Michael no logró identificar lo que tocó Yuval. La profesora lo interrumpió en cuanto terminó de tocar dos notas que se alternaban velozmente.
—Eso es un
trino
—miró a Yuval como si acabara de recordar su existencia—. ¿Qué estás haciendo? Come algo, si quieres.
—Estoy leyendo, estoy bien —repuso Yuval mientras guardaba el violín—. ¿Van a...? —titubeó—. ¿Van a tardar mucho más? —tenía la vista baja.
—No, no mucho más —lo tranquilizó Michael—. Unos minutos más y nos vamos.
Dora Zackheim volvió a sentarse al borde de la cama.
—Eso era un
trino,
un adorno. Se puede tocar de muchas maneras; más deprisa o más despacio, empezando por una nota o por la otra, y todas las variaciones que se le ocurran. La notación no lo explica. Además, hay que decidir diversas cosas, por ejemplo, si añadir adornos o no, y, en caso de añadirlos, si a lo largo de toda la pieza o sólo en las repeticiones. La música barroca es un asunto muy delicado. Hay muchas opiniones sobre cómo interpretarla hoy día y sobre cómo sonaba realmente en el pasado. E incluso se debate si hay que tocarla como entonces.
—Gabriel pensaba que sí —concluyó Michael.
Ella asintió vigorosamente.
—Y no sólo la música barroca. El movimiento por la autenticidad musical está trabajando sobre Schumann y Berlioz y Brahms, por ejemplo.

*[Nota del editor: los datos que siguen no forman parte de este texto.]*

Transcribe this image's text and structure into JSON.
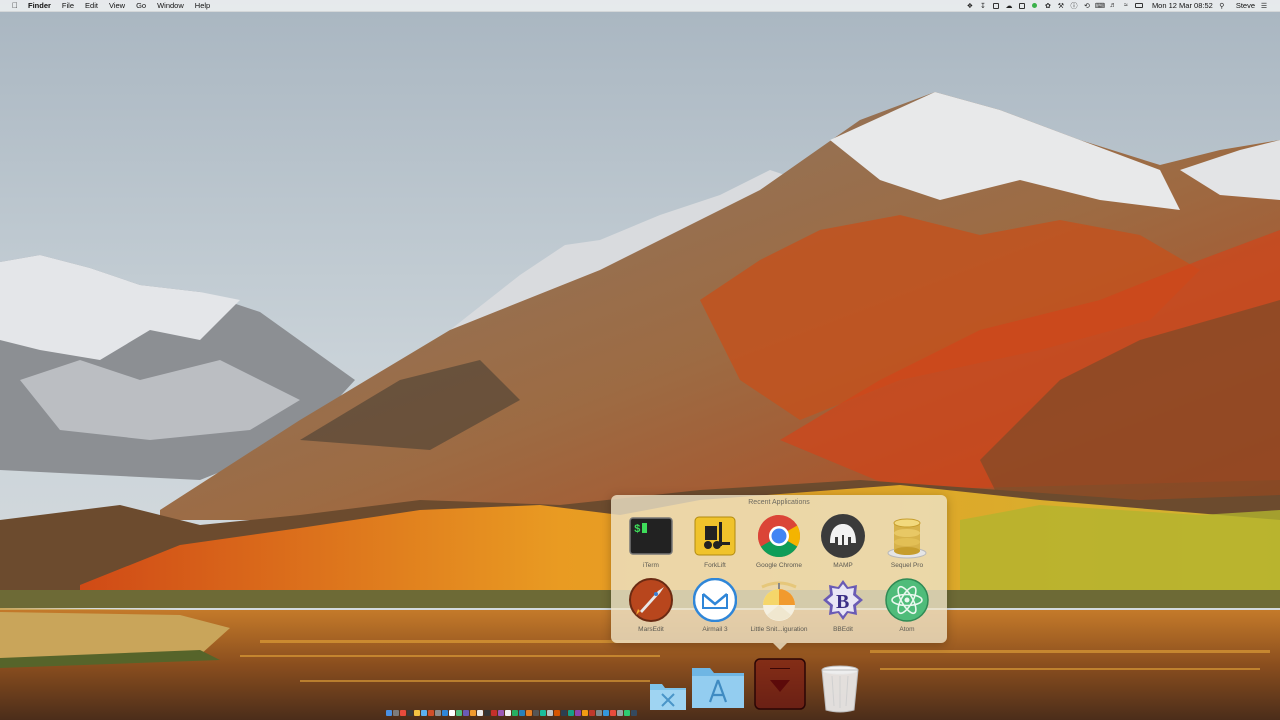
{
  "menubar": {
    "apple_icon": "apple-logo-icon",
    "app_name": "Finder",
    "menus": [
      "File",
      "Edit",
      "View",
      "Go",
      "Window",
      "Help"
    ],
    "status_icons": [
      "dropbox-icon",
      "download-icon",
      "screen-icon",
      "cloud-icon",
      "window-icon",
      "status-dot-icon",
      "fan-icon",
      "wrench-icon",
      "info-icon",
      "time-machine-icon",
      "keyboard-icon",
      "volume-icon",
      "wifi-icon",
      "battery-icon"
    ],
    "clock": "Mon 12 Mar  08:52",
    "user": "Steve"
  },
  "recent_apps": {
    "title": "Recent Applications",
    "apps": [
      {
        "label": "iTerm",
        "icon": "iterm-icon"
      },
      {
        "label": "ForkLift",
        "icon": "forklift-icon"
      },
      {
        "label": "Google Chrome",
        "icon": "chrome-icon"
      },
      {
        "label": "MAMP",
        "icon": "mamp-elephant-icon"
      },
      {
        "label": "Sequel Pro",
        "icon": "database-icon"
      },
      {
        "label": "MarsEdit",
        "icon": "rocket-icon"
      },
      {
        "label": "Airmail 3",
        "icon": "mail-icon"
      },
      {
        "label": "Little Snit...iguration",
        "icon": "little-snitch-icon"
      },
      {
        "label": "BBEdit",
        "icon": "bbedit-icon"
      },
      {
        "label": "Atom",
        "icon": "atom-icon"
      }
    ]
  },
  "dock": {
    "items": [
      "utilities-folder-icon",
      "applications-folder-icon",
      "recent-applications-stack-icon",
      "trash-icon"
    ]
  },
  "colors": {
    "popover_bg": "#eee4c8",
    "stack_accent": "#7a1111"
  }
}
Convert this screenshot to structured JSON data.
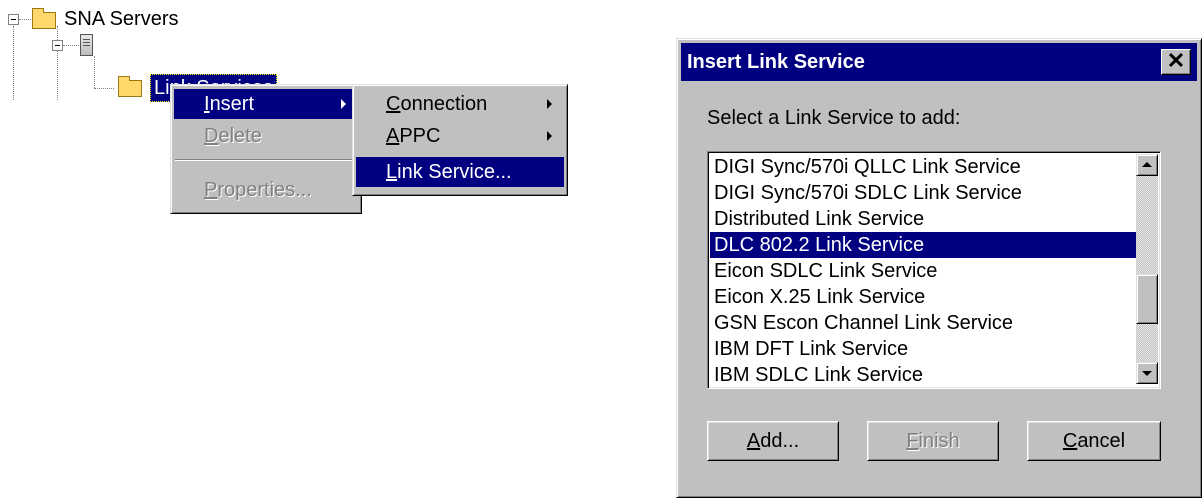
{
  "tree": {
    "root_label": "SNA Servers",
    "child_label": "Link Services"
  },
  "context_menu": {
    "items": [
      {
        "label": "Insert",
        "accel": "I",
        "state": "selected",
        "submenu": true
      },
      {
        "label": "Delete",
        "accel": "D",
        "state": "disabled"
      },
      {
        "label": "Properties...",
        "accel": "P",
        "state": "disabled"
      }
    ]
  },
  "submenu": {
    "items": [
      {
        "label": "Connection",
        "accel": "C",
        "submenu": true
      },
      {
        "label": "APPC",
        "accel": "A",
        "submenu": true
      },
      {
        "label": "Link Service...",
        "accel": "L",
        "state": "selected"
      }
    ]
  },
  "dialog": {
    "title": "Insert Link Service",
    "close_glyph": "✕",
    "prompt": "Select a Link Service to add:",
    "list_items": [
      "DIGI Sync/570i QLLC Link Service",
      "DIGI Sync/570i SDLC Link Service",
      "Distributed Link Service",
      "DLC 802.2 Link Service",
      "Eicon SDLC Link Service",
      "Eicon X.25 Link Service",
      "GSN Escon Channel Link Service",
      "IBM DFT Link Service",
      "IBM SDLC Link Service"
    ],
    "selected_item": "DLC 802.2 Link Service",
    "scroll_position_fraction": 0.72,
    "buttons": {
      "add": {
        "label": "Add...",
        "accel": "A",
        "enabled": true
      },
      "finish": {
        "label": "Finish",
        "accel": "F",
        "enabled": false
      },
      "cancel": {
        "label": "Cancel",
        "accel": "C",
        "enabled": true
      }
    }
  },
  "colors": {
    "face": "#c0c0c0",
    "highlight": "#000080",
    "disabled_text": "#808080",
    "folder": "#ffd86b"
  }
}
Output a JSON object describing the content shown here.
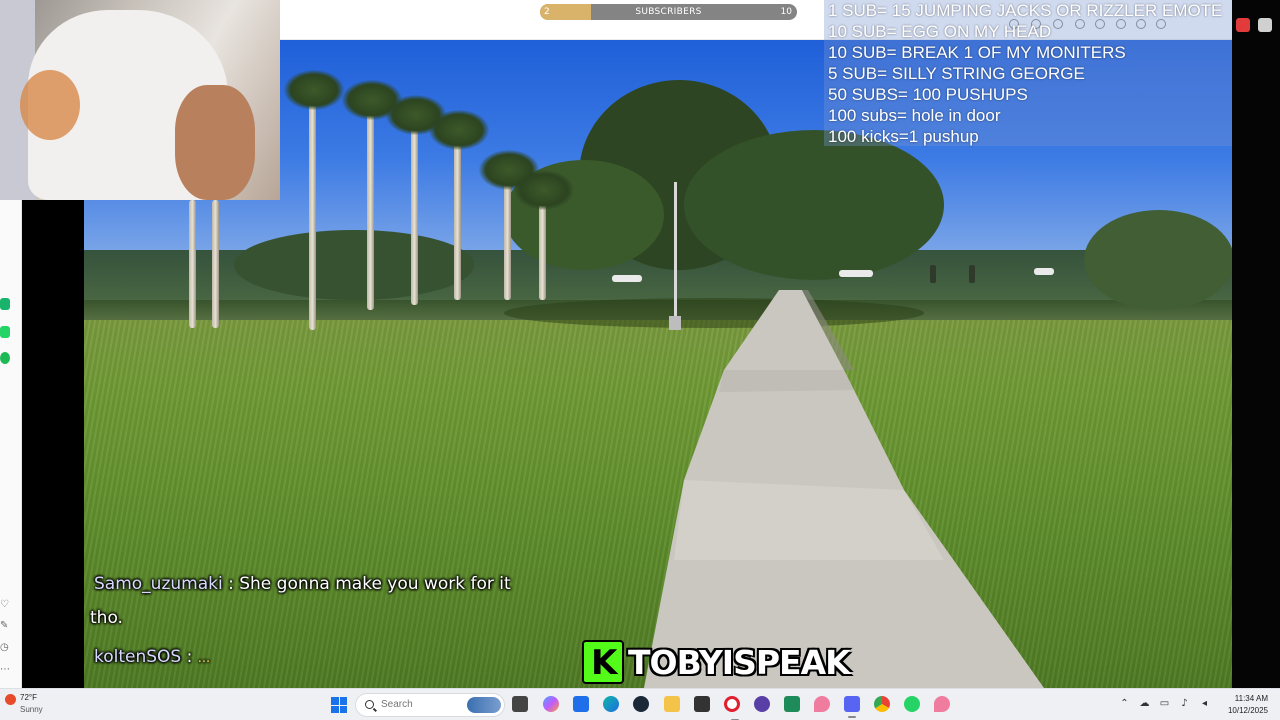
{
  "subscriber_goal": {
    "current": "2",
    "target": "10",
    "label": "SUBSCRIBERS",
    "progress_fraction": 0.2,
    "fill_color": "#d9b36a"
  },
  "goals": [
    "1 SUB= 15 JUMPING JACKS OR RIZZLER EMOTE",
    "10 SUB= EGG ON MY HEAD",
    "10 SUB= BREAK 1 OF MY MONITERS",
    "5 SUB= SILLY STRING GEORGE",
    "50 SUBS= 100 PUSHUPS",
    "100 subs= hole in door",
    "100 kicks=1 pushup"
  ],
  "chat": [
    {
      "user": "Samo_uzumaki",
      "separator": ":",
      "message": "She gonna make you work for it",
      "continuation": "tho."
    },
    {
      "user": "koltenSOS",
      "separator": ":",
      "message": "",
      "emote": "..."
    }
  ],
  "brand": {
    "icon_letter": "K",
    "name": "TOBYISPEAK",
    "icon_color": "#53fc18"
  },
  "taskbar": {
    "weather_temp": "72°F",
    "weather_condition": "Sunny",
    "search_placeholder": "Search",
    "time": "11:34 AM",
    "date": "10/12/2025",
    "apps": [
      "taskview-icon",
      "file-explorer-icon",
      "copilot-icon",
      "store-icon",
      "edge-icon",
      "steam-icon",
      "folder-icon",
      "game-icon",
      "opera-icon",
      "app-icon",
      "app-icon-2",
      "map-pin-icon",
      "discord-icon",
      "chrome-icon",
      "whatsapp-icon",
      "map-pin-icon-2"
    ]
  }
}
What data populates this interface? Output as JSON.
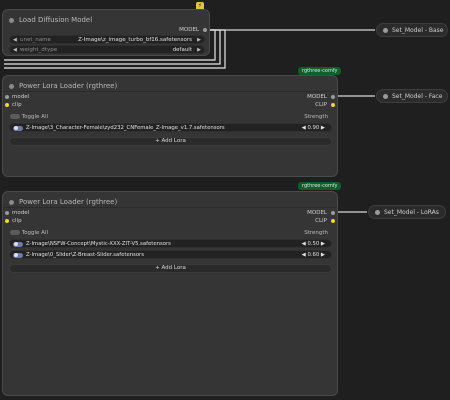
{
  "load_node": {
    "title": "Load Diffusion Model",
    "output_label": "MODEL",
    "widgets": [
      {
        "label": "unet_name",
        "value": "Z-Image\\z_image_turbo_bf16.safetensors"
      },
      {
        "label": "weight_dtype",
        "value": "default"
      }
    ]
  },
  "lora_nodes": [
    {
      "badge": "rgthree-comfy",
      "title": "Power Lora Loader (rgthree)",
      "inputs": [
        "model",
        "clip"
      ],
      "outputs": [
        "MODEL",
        "CLIP"
      ],
      "toggle_all": "Toggle All",
      "strength_header": "Strength",
      "loras": [
        {
          "name": "Z-Image\\3_Character-Female\\zyd232_CNFemale_Z-Image_v1.7.safetensors",
          "strength": "0.90"
        }
      ],
      "add_label": "+ Add Lora"
    },
    {
      "badge": "rgthree-comfy",
      "title": "Power Lora Loader (rgthree)",
      "inputs": [
        "model",
        "clip"
      ],
      "outputs": [
        "MODEL",
        "CLIP"
      ],
      "toggle_all": "Toggle All",
      "strength_header": "Strength",
      "loras": [
        {
          "name": "Z-Image\\NSFW-Concept\\Mystic-XXX-ZIT-V5.safetensors",
          "strength": "0.50"
        },
        {
          "name": "Z-Image\\0_Slider\\Z-Breast-Slider.safetensors",
          "strength": "0.60"
        }
      ],
      "add_label": "+ Add Lora"
    }
  ],
  "set_nodes": [
    {
      "label": "Set_Model - Base"
    },
    {
      "label": "Set_Model - Face"
    },
    {
      "label": "Set_Model - LoRAs"
    }
  ],
  "colors": {
    "background": "#1f1f1f",
    "node": "#353535",
    "badge": "#0f5e2a",
    "clip_socket": "#f0d050",
    "toggle": "#6f7aa8"
  }
}
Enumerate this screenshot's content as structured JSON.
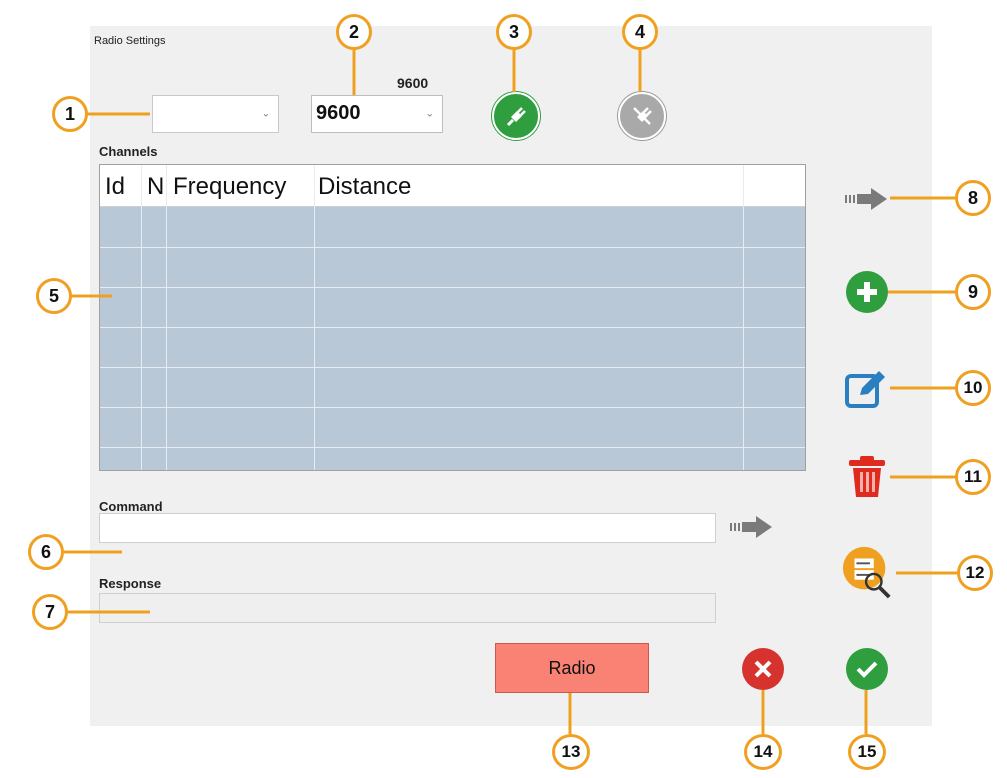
{
  "window": {
    "title": "Radio Settings"
  },
  "port": {
    "value": ""
  },
  "baud": {
    "caption": "9600",
    "value": "9600"
  },
  "channels": {
    "label": "Channels",
    "columns": [
      "Id",
      "N",
      "Frequency",
      "Distance",
      ""
    ]
  },
  "command": {
    "label": "Command",
    "value": ""
  },
  "response": {
    "label": "Response",
    "value": ""
  },
  "buttons": {
    "radio": "Radio"
  },
  "callouts": [
    "1",
    "2",
    "3",
    "4",
    "5",
    "6",
    "7",
    "8",
    "9",
    "10",
    "11",
    "12",
    "13",
    "14",
    "15"
  ],
  "colors": {
    "accent": "#f0a020",
    "green": "#2e9e3f",
    "red": "#d6332f",
    "blue": "#2a7fc1",
    "grid": "#b9c8d6",
    "radio": "#f98274"
  }
}
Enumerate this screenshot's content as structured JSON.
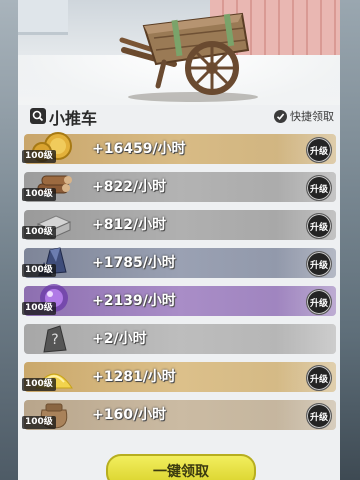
{
  "header": {
    "title": "小推车",
    "quick_claim_label": "快捷领取"
  },
  "resources": [
    {
      "icon": "gold-coin-icon",
      "level": "100级",
      "rate": "+16459/小时",
      "upgrade": "升级",
      "theme": "gold"
    },
    {
      "icon": "wood-logs-icon",
      "level": "100级",
      "rate": "+822/小时",
      "upgrade": "升级",
      "theme": "wood"
    },
    {
      "icon": "stone-block-icon",
      "level": "100级",
      "rate": "+812/小时",
      "upgrade": "升级",
      "theme": "stone"
    },
    {
      "icon": "iron-ore-icon",
      "level": "100级",
      "rate": "+1785/小时",
      "upgrade": "升级",
      "theme": "iron"
    },
    {
      "icon": "crystal-orb-icon",
      "level": "100级",
      "rate": "+2139/小时",
      "upgrade": "升级",
      "theme": "crystal"
    },
    {
      "icon": "unknown-resource-icon",
      "level": "",
      "rate": "+2/小时",
      "upgrade": "",
      "theme": "unknown"
    },
    {
      "icon": "sand-pile-icon",
      "level": "100级",
      "rate": "+1281/小时",
      "upgrade": "升级",
      "theme": "sand"
    },
    {
      "icon": "sack-icon",
      "level": "100级",
      "rate": "+160/小时",
      "upgrade": "升级",
      "theme": "bag"
    }
  ],
  "footer": {
    "claim_all_label": "一键领取"
  },
  "colors": {
    "claim_button": "#e6df3a",
    "upgrade_button": "#242424"
  }
}
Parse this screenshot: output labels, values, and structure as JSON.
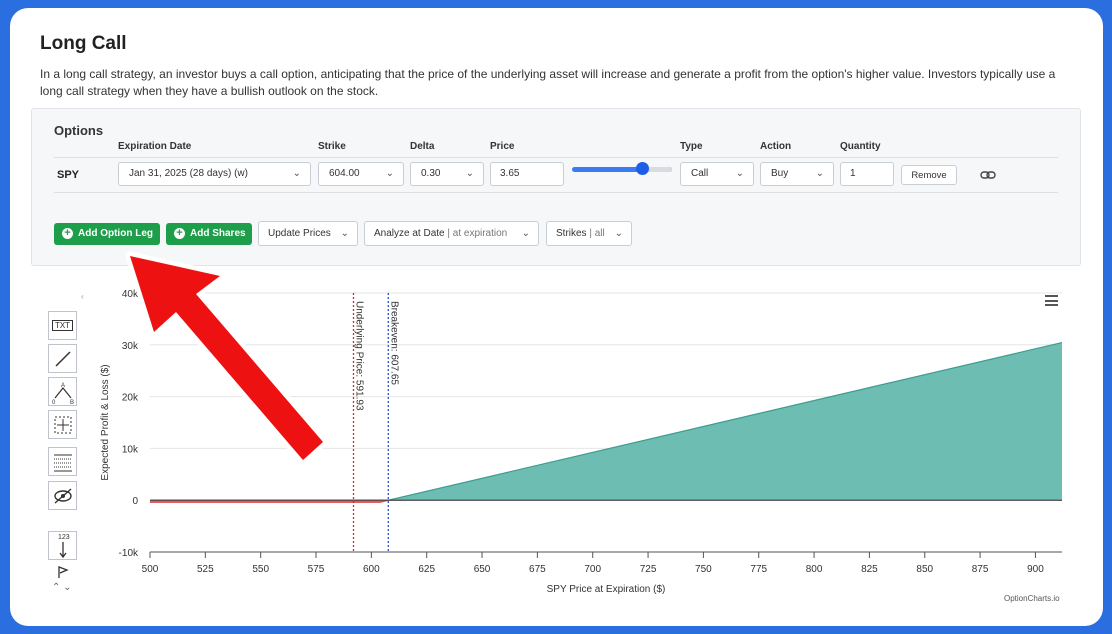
{
  "page": {
    "title": "Long Call",
    "description": "In a long call strategy, an investor buys a call option, anticipating that the price of the underlying asset will increase and generate a profit from the option's higher value. Investors typically use a long call strategy when they have a bullish outlook on the stock."
  },
  "options": {
    "heading": "Options",
    "columns": {
      "expiration": "Expiration Date",
      "strike": "Strike",
      "delta": "Delta",
      "price": "Price",
      "type": "Type",
      "action": "Action",
      "quantity": "Quantity"
    },
    "leg": {
      "symbol": "SPY",
      "expiration": "Jan 31, 2025 (28 days) (w)",
      "strike": "604.00",
      "delta": "0.30",
      "price": "3.65",
      "type": "Call",
      "action": "Buy",
      "quantity": "1",
      "price_slider_fraction": 0.73,
      "remove_label": "Remove"
    },
    "buttons": {
      "add_option_leg": "Add Option Leg",
      "add_shares": "Add Shares",
      "update_prices": "Update Prices",
      "analyze_label": "Analyze at Date",
      "analyze_value": "| at expiration",
      "strikes_label": "Strikes",
      "strikes_value": "| all"
    }
  },
  "chart_data": {
    "type": "area",
    "xlabel": "SPY Price at Expiration ($)",
    "ylabel": "Expected Profit & Loss ($)",
    "xlim": [
      500,
      912
    ],
    "ylim": [
      -10000,
      40000
    ],
    "x_ticks": [
      500,
      525,
      550,
      575,
      600,
      625,
      650,
      675,
      700,
      725,
      750,
      775,
      800,
      825,
      850,
      875,
      900
    ],
    "y_ticks": [
      -10000,
      0,
      10000,
      20000,
      30000,
      40000
    ],
    "y_tick_labels": [
      "-10k",
      "0",
      "10k",
      "20k",
      "30k",
      "40k"
    ],
    "series": [
      {
        "points": [
          [
            500,
            -365
          ],
          [
            604,
            -365
          ],
          [
            607.65,
            0
          ],
          [
            912,
            30435
          ]
        ],
        "profit_color": "#6dbdb3",
        "loss_color": "#e04a4a"
      }
    ],
    "annotations": [
      {
        "label": "Underlying Price: 591.93",
        "x": 591.93,
        "color": "#d42a2a"
      },
      {
        "label": "Breakeven: 607.65",
        "x": 607.65,
        "color": "#2a4fd4"
      }
    ],
    "grid": true,
    "credit": "OptionCharts.io"
  },
  "chart_tools": {
    "text_icon_label": "TXT",
    "angle_a": "A",
    "angle_b": "B",
    "angle_zero": "0",
    "counter_label": "123"
  }
}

—¿Gabriel también se dedicaba a eso?
—Sí, a veces —dijo Dora Zackheim en tono de censura—. Como todo en la vida, es una cuestión de grado. ¿Cuándo te conviertes en un fanático?
—¿Lo era Gabriel?
—A veces —reconoció la profesora de mala gana—. Y a veces hacía cosas que no me gustaban nada, como la
Misa en si menor
de Bach con un coro minúsculo. Por otra parte, la grabación de Gabi del concierto de Vivaldi, opus 8, es muy buena, se nota que es Vivaldi y no una especie de Elgar. Tiene el auténtico estilo barroco, y está llena de vida.
—¿Era Vivaldi su compositor preferido?